A second conservation project focused on the Mosaic Building, a large multi-room structure on the southern edge of the citadel, where two months of excavation took place this season as described below (figs. 2, 7). Most of the rooms had 6th century B.C. pebble mosaic floors, which had been unearthed by Rodney Young in the early 1950s (fig. 8) but subsequently left vulnerable to erosion and occasional damage by wandering flocks of sheep and goats.
We therefore formulated a three-year plan to ensure long-term stabilization of the Mosaic Building, beginning with the placement of geotextile over the entire area, with seedless soil from the recent excavations placed above and below it. Small stone retaining walls were erected to hold the earth and geotextile in place, especially along the eroding slopes. Mosaic pebbles that had been loosened by erosion were also collected for future reconstruction. All of the work in this area was carefully executed by Ben Abbott and Julia Commander, with the assistance of Elisa Del Bono and Angelo Lanza.
Tumulus MM (Midas Mound)
Each year we systematically search for new tools and techniques to safeguard the stability of the tomb chamber in Tumulus MM, built ca. 740 B.C. and excavated in 1957. This was probably the tomb of King Midas’s father, and it remains the oldest standing wooden building in the world, as far as we know. Although the tomb chamber has been carefully documented with photos and drawings since its excavation, we are now in a position to increase the power and precision of our documentation by using digital recording techniques and 3D digital reconstructions. This will provide us with the capability to analyze and present the monument in a way that builds on the earlier photographs and videos, while creating a heightened visual experience for visitors, who currently have only restricted access to the chamber. The goals for this new imaging project include recording the entire interior (ceiling, floor and four sides) and exterior (juniper logs and limestone barrier wall) of the tomb chamber complex.

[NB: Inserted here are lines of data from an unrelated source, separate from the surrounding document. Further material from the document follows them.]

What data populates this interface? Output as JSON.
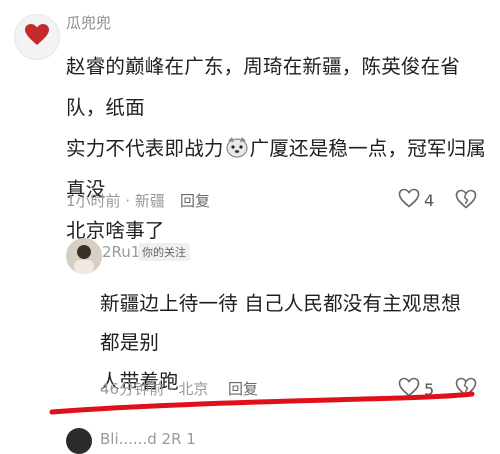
{
  "comment": {
    "username": "瓜兜兜",
    "lines": [
      "赵睿的巅峰在广东，周琦在新疆，陈英俊在省队，纸面",
      "实力不代表即战力",
      "广厦还是稳一点，冠军归属真没",
      "北京啥事了"
    ],
    "meta": "1小时前 · 新疆",
    "reply_label": "回复",
    "likes": "4",
    "avatar_icon": "heart-icon",
    "emoji_icon": "doge-emoji-icon",
    "colors": {
      "heart": "#c42a2a",
      "underline": "#e0101a"
    }
  },
  "reply": {
    "username": "2Ru1",
    "badge": "你的关注",
    "lines": [
      "新疆边上待一待 自己人民都没有主观思想 都是别",
      "人带着跑"
    ],
    "meta": "46分钟前 · 北京",
    "reply_label": "回复",
    "likes": "5"
  },
  "next": {
    "username_partial": "Bli......d 2R 1"
  }
}
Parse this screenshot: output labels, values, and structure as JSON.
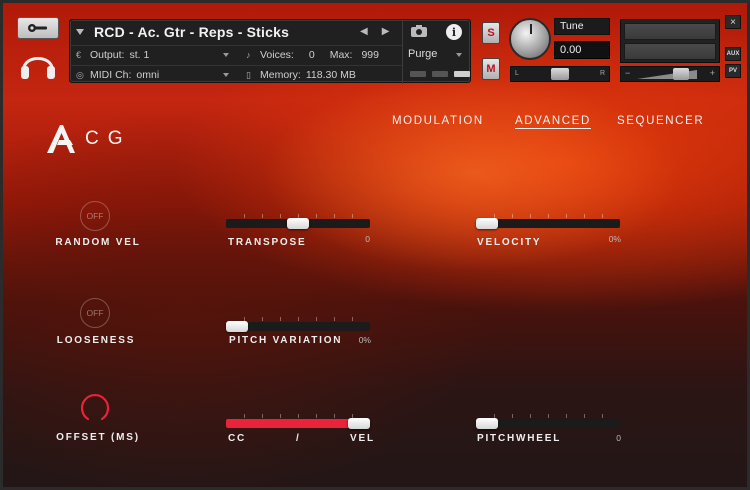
{
  "header": {
    "instrument_name": "RCD - Ac. Gtr - Reps - Sticks",
    "output_label": "Output:",
    "output_value": "st. 1",
    "voices_label": "Voices:",
    "voices_value": "0",
    "max_label": "Max:",
    "max_value": "999",
    "purge_label": "Purge",
    "midi_label": "MIDI Ch:",
    "midi_value": "omni",
    "memory_label": "Memory:",
    "memory_value": "118.30 MB",
    "solo_label": "S",
    "mute_label": "M",
    "tune_label": "Tune",
    "tune_value": "0.00",
    "pan_left": "L",
    "pan_right": "R",
    "vol_minus": "−",
    "vol_plus": "+",
    "close_label": "×",
    "aux_label": "AUX",
    "pv_label": "PV",
    "info_label": "i"
  },
  "brand": {
    "logo_text": "CG"
  },
  "tabs": {
    "modulation": "MODULATION",
    "advanced": "ADVANCED",
    "sequencer": "SEQUENCER"
  },
  "controls": {
    "random_vel": {
      "label": "RANDOM VEL",
      "state": "OFF"
    },
    "looseness": {
      "label": "LOOSENESS",
      "state": "OFF"
    },
    "offset": {
      "label": "OFFSET (MS)"
    },
    "transpose": {
      "label": "TRANSPOSE",
      "value": "0",
      "position": 0.5
    },
    "velocity": {
      "label": "VELOCITY",
      "value": "0%",
      "position": 0.0
    },
    "pitch_variation": {
      "label": "PITCH VARIATION",
      "value": "0%",
      "position": 0.0
    },
    "cc_vel": {
      "label_left": "CC",
      "label_mid": "/",
      "label_right": "VEL",
      "position": 1.0
    },
    "pitchwheel": {
      "label": "PITCHWHEEL",
      "value": "0",
      "position": 0.0
    }
  },
  "colors": {
    "accent": "#e8233a",
    "panel": "#202020"
  }
}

As a first step in the 3D recording project, we arranged for a brief site- visit at the end of June by E. Keats Webb, Digital Imaging Specialist at the Smithsonian’s Museum Conservation Institute (fig. 9). Imaging tests were conducted on three distinct areas of the tomb (juniper logs, limestone wall, and tomb interior) to see if any challenges would arise in the data acquisition and processing, and we look forward to the project continuing next year. Such an approach has the potential to highlight areas of structural instability, and to clarify many critically important research issues, such as carpentry techniques, architectural details, and the original layout of the grave gifts that once hung on the walls, the evidence for which now survives only as metal corrosion stains on the wooden beams.